When Peggy Met Victor
When Peggy Met Victor
Zero Knowledge Proof (ZKP) with probabilistic encryption
In this method we have Peggy (the Prover) and Victor (the Verifier), and where Peggy will prove to Victor that she still knows a secret. In this case, Victor will challenge Peggy to prove her identity by showing that she knows a given secret. Initially Peggy will select two large prime numbers (p and q), and then publish their product at N:
N=pq
Now Peggy has a secret y, and then finds a value of y which satisfies this:
x²=y (mod N)
For example, if y=3 and p=11,q=13, then N=143. Now we need to find the value of x for:
x²=3 (mod 143)
The solution for this is x=126:
126²=3 (mod 143)
Now each time Peggy wants to prove that she knows y, she performs the following:
1. Peggy create a random number (r) and computes:
s=r² (mod N)
2. Next Victor either sends Peggy a value of 0 or 1 (m∈{0,1}) as a challenge.

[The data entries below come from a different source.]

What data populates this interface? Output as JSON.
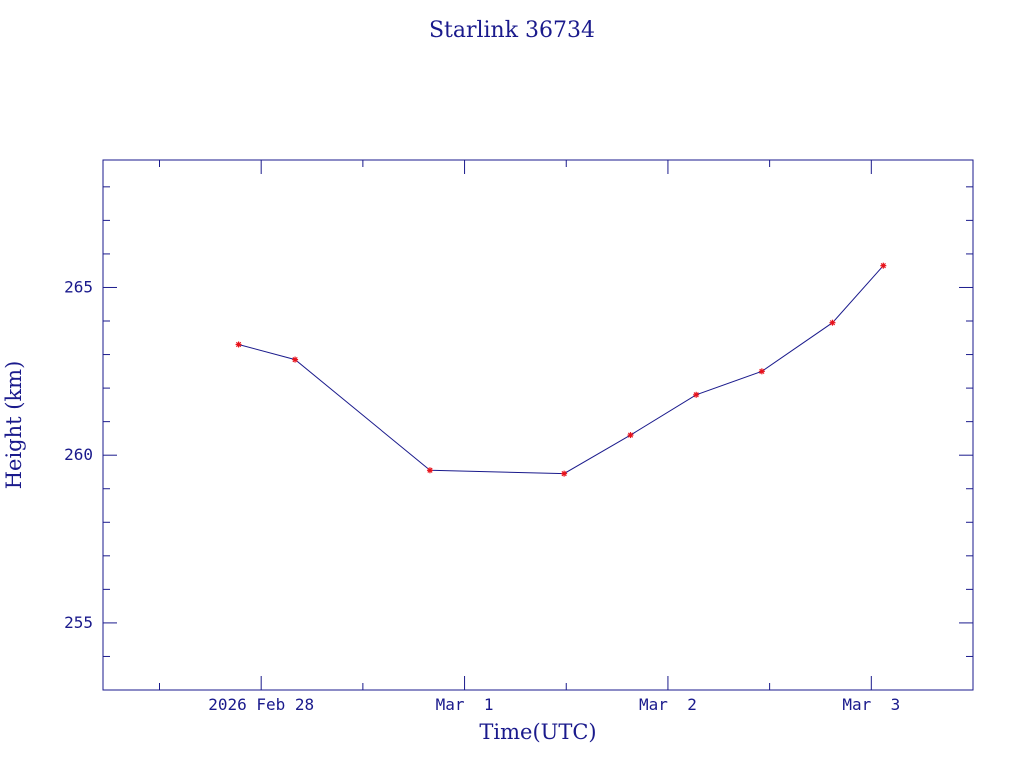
{
  "colors": {
    "axis": "#1a1a8c",
    "line": "#1a1a8c",
    "marker": "#e8121b",
    "background": "#ffffff"
  },
  "chart_data": {
    "type": "line",
    "title": "Starlink 36734",
    "xlabel": "Time(UTC)",
    "ylabel": "Height (km)",
    "x_scale": "time",
    "xlim": [
      "2026-02-27T05:20",
      "2026-03-03T12:00"
    ],
    "ylim": [
      253.0,
      268.8
    ],
    "grid": false,
    "y_ticks": [
      {
        "value": 255,
        "label": "255"
      },
      {
        "value": 260,
        "label": "260"
      },
      {
        "value": 265,
        "label": "265"
      }
    ],
    "x_ticks": [
      {
        "value": "2026-02-28T00:00",
        "label": "2026 Feb 28"
      },
      {
        "value": "2026-03-01T00:00",
        "label": "Mar  1"
      },
      {
        "value": "2026-03-02T00:00",
        "label": "Mar  2"
      },
      {
        "value": "2026-03-03T00:00",
        "label": "Mar  3"
      }
    ],
    "series": [
      {
        "x": [
          "2026-02-27T21:20",
          "2026-02-28T04:00",
          "2026-02-28T19:55",
          "2026-03-01T11:45",
          "2026-03-01T19:35",
          "2026-03-02T03:20",
          "2026-03-02T11:05",
          "2026-03-02T19:25",
          "2026-03-03T01:25"
        ],
        "y": [
          263.3,
          262.85,
          259.55,
          259.45,
          260.6,
          261.8,
          262.5,
          263.95,
          265.65
        ]
      }
    ]
  }
}
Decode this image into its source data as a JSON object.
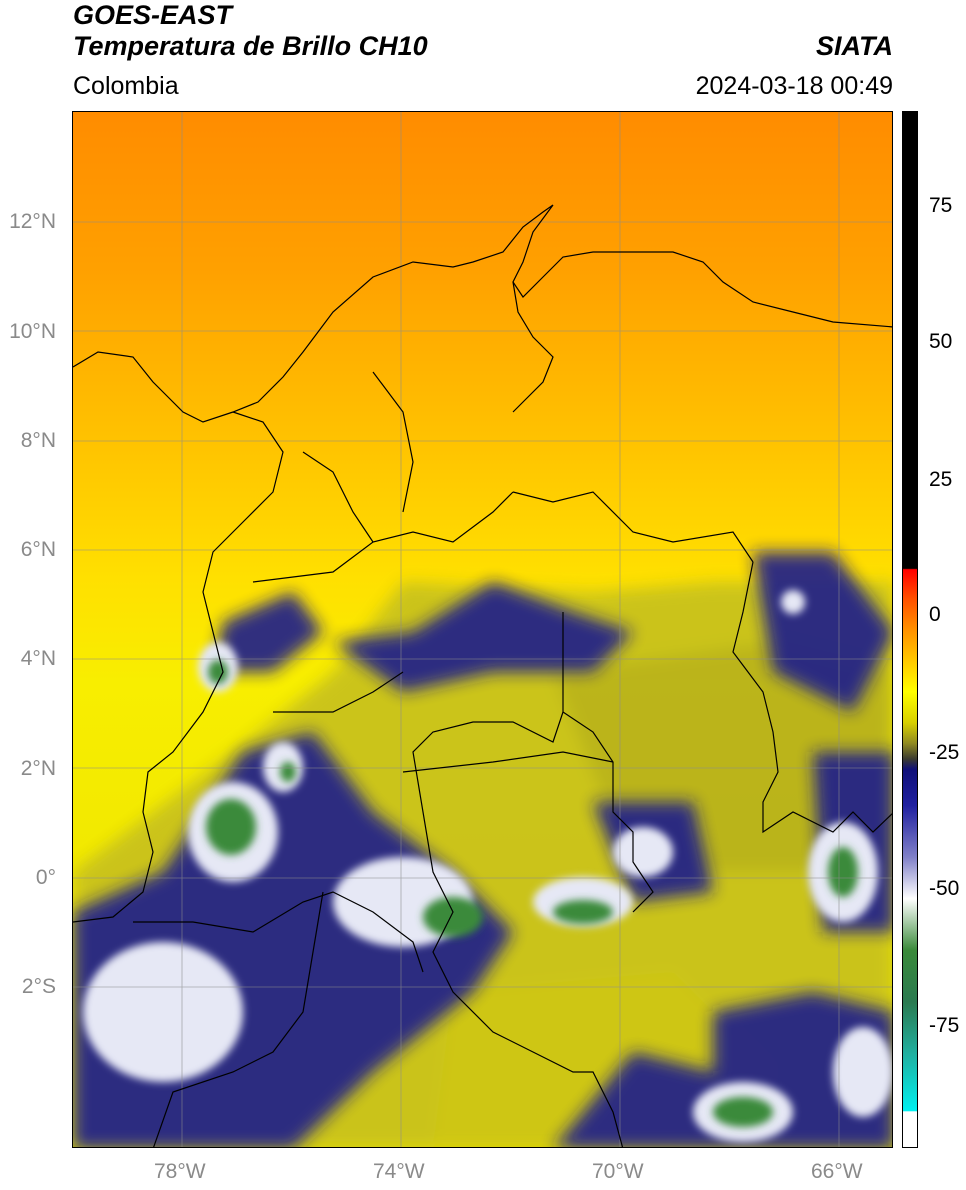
{
  "header": {
    "satellite": "GOES-EAST",
    "product": "Temperatura de Brillo CH10",
    "region": "Colombia",
    "institution": "SIATA",
    "timestamp": "2024-03-18 00:49"
  },
  "map": {
    "lat_ticks": [
      {
        "value": 12,
        "label": "12°N"
      },
      {
        "value": 10,
        "label": "10°N"
      },
      {
        "value": 8,
        "label": "8°N"
      },
      {
        "value": 6,
        "label": "6°N"
      },
      {
        "value": 4,
        "label": "4°N"
      },
      {
        "value": 2,
        "label": "2°N"
      },
      {
        "value": 0,
        "label": "0°"
      },
      {
        "value": -2,
        "label": "2°S"
      }
    ],
    "lon_ticks": [
      {
        "value": -78,
        "label": "78°W"
      },
      {
        "value": -74,
        "label": "74°W"
      },
      {
        "value": -70,
        "label": "70°W"
      },
      {
        "value": -66,
        "label": "66°W"
      }
    ],
    "lon_range": [
      -80,
      -65
    ],
    "lat_range": [
      -5,
      14
    ]
  },
  "colorbar": {
    "labels": [
      "75",
      "50",
      "25",
      "0",
      "-25",
      "-50",
      "-75"
    ],
    "values": [
      75,
      50,
      25,
      0,
      -25,
      -50,
      -75
    ],
    "range": [
      -97,
      90
    ]
  }
}
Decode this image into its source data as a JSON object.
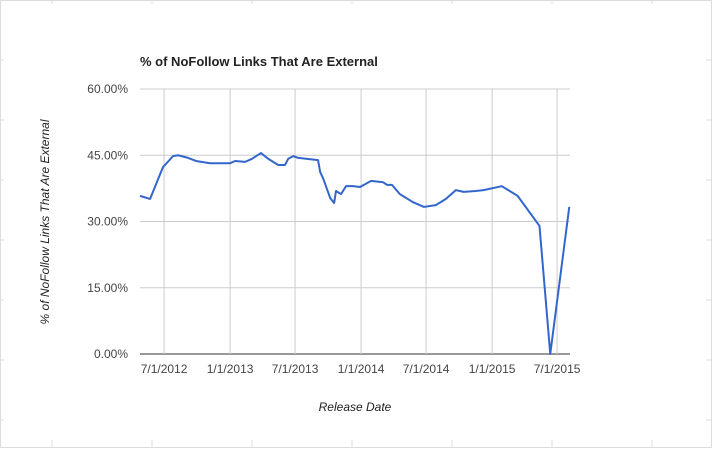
{
  "chart_data": {
    "type": "line",
    "title": "% of NoFollow Links That Are External",
    "y_label": "% of NoFollow Links That Are External",
    "x_label": "Release Date",
    "x": [
      "2012-04-25",
      "2012-05-23",
      "2012-06-28",
      "2012-07-26",
      "2012-08-09",
      "2012-09-06",
      "2012-09-28",
      "2012-11-06",
      "2013-01-01",
      "2013-01-15",
      "2013-02-12",
      "2013-03-03",
      "2013-03-28",
      "2013-04-17",
      "2013-05-15",
      "2013-06-03",
      "2013-06-12",
      "2013-06-26",
      "2013-07-10",
      "2013-09-03",
      "2013-09-09",
      "2013-09-17",
      "2013-10-07",
      "2013-10-18",
      "2013-10-23",
      "2013-11-06",
      "2013-11-20",
      "2013-12-10",
      "2013-12-29",
      "2014-01-29",
      "2014-03-03",
      "2014-03-14",
      "2014-03-28",
      "2014-04-19",
      "2014-05-25",
      "2014-06-25",
      "2014-07-28",
      "2014-08-25",
      "2014-09-22",
      "2014-10-14",
      "2014-11-16",
      "2014-12-08",
      "2015-01-28",
      "2015-03-13",
      "2015-05-13",
      "2015-06-12",
      "2015-08-04"
    ],
    "series": [
      {
        "name": "% of NoFollow Links That Are External",
        "color": "#3366cc",
        "values": [
          35.8,
          35.1,
          42.3,
          44.8,
          45.0,
          44.4,
          43.7,
          43.2,
          43.2,
          43.7,
          43.5,
          44.2,
          45.5,
          44.2,
          42.8,
          42.8,
          44.2,
          44.8,
          44.4,
          43.9,
          41.2,
          39.8,
          35.3,
          34.2,
          36.9,
          36.2,
          38.0,
          38.0,
          37.8,
          39.2,
          38.9,
          38.3,
          38.3,
          36.2,
          34.4,
          33.3,
          33.7,
          35.1,
          37.1,
          36.7,
          36.9,
          37.1,
          38.0,
          35.8,
          29.0,
          0,
          33.3
        ]
      }
    ],
    "xlim": [
      "2012-04-25",
      "2015-08-06"
    ],
    "xticks": [
      {
        "value": "2012-07-01",
        "label": "7/1/2012"
      },
      {
        "value": "2013-01-01",
        "label": "1/1/2013"
      },
      {
        "value": "2013-07-01",
        "label": "7/1/2013"
      },
      {
        "value": "2014-01-01",
        "label": "1/1/2014"
      },
      {
        "value": "2014-07-01",
        "label": "7/1/2014"
      },
      {
        "value": "2015-01-01",
        "label": "1/1/2015"
      },
      {
        "value": "2015-07-01",
        "label": "7/1/2015"
      }
    ],
    "ylim": [
      0,
      60
    ],
    "yticks": [
      {
        "value": 0,
        "label": "0.00%"
      },
      {
        "value": 15,
        "label": "15.00%"
      },
      {
        "value": 30,
        "label": "30.00%"
      },
      {
        "value": 45,
        "label": "45.00%"
      },
      {
        "value": 60,
        "label": "60.00%"
      }
    ],
    "grid": true
  }
}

3. Peggy now calculates a value of z on sends it to Victor:
z=r (mod N), if m=0
z=xr (mod N), if m=1.
Then Victor calculates z² (mod N ) and does a check based on m:
z²=s (mod N), if m=0,
z²=ys (mod N), if m=1.
and where y is the secret that Peggy has registered.
The coding is here [sample]:
In this case we find the solution to the square root modulus with:
# Find solution to x^2 = y (mod N)
while (True):
y=random.randint(5,1000) % N
if (libnum.has_sqrtmod(y,{p: 1,q:1})):
x=libnum.sqrtmod(y,{p: 1,q:1}).next()
break
A sample run for m=0 [sample]:
p= 53
q= 59
m= 0
We create a random secret (y)
y= 311
x= 1243
N= 3127
r= 367
z= 367
z^2 (mod N)= 228
s (mod N)= 228
ys (mod N)= 2114
Proof: 0
And for a proof for m=1 [sample]:
p= 53
q= 59
m= 1
We create a random secret (y)
y= 626
x= 761
N= 3127
r= 223
z= 845
z^2 (mod N)= 1069
s (mod N)= 2824
ys (mod N)= 1069
Proof: 1
In this case, Victor can prompt Peggy a number of times, and each time she proves she knows the secret, the more trust Victor will have in her. For n challenges, the chances of Peggy not being Peggy is 1 over 2^n. With three challenges, if Peggy produces the right proof, there is a 1 in 8 chance that she has guessed them by random.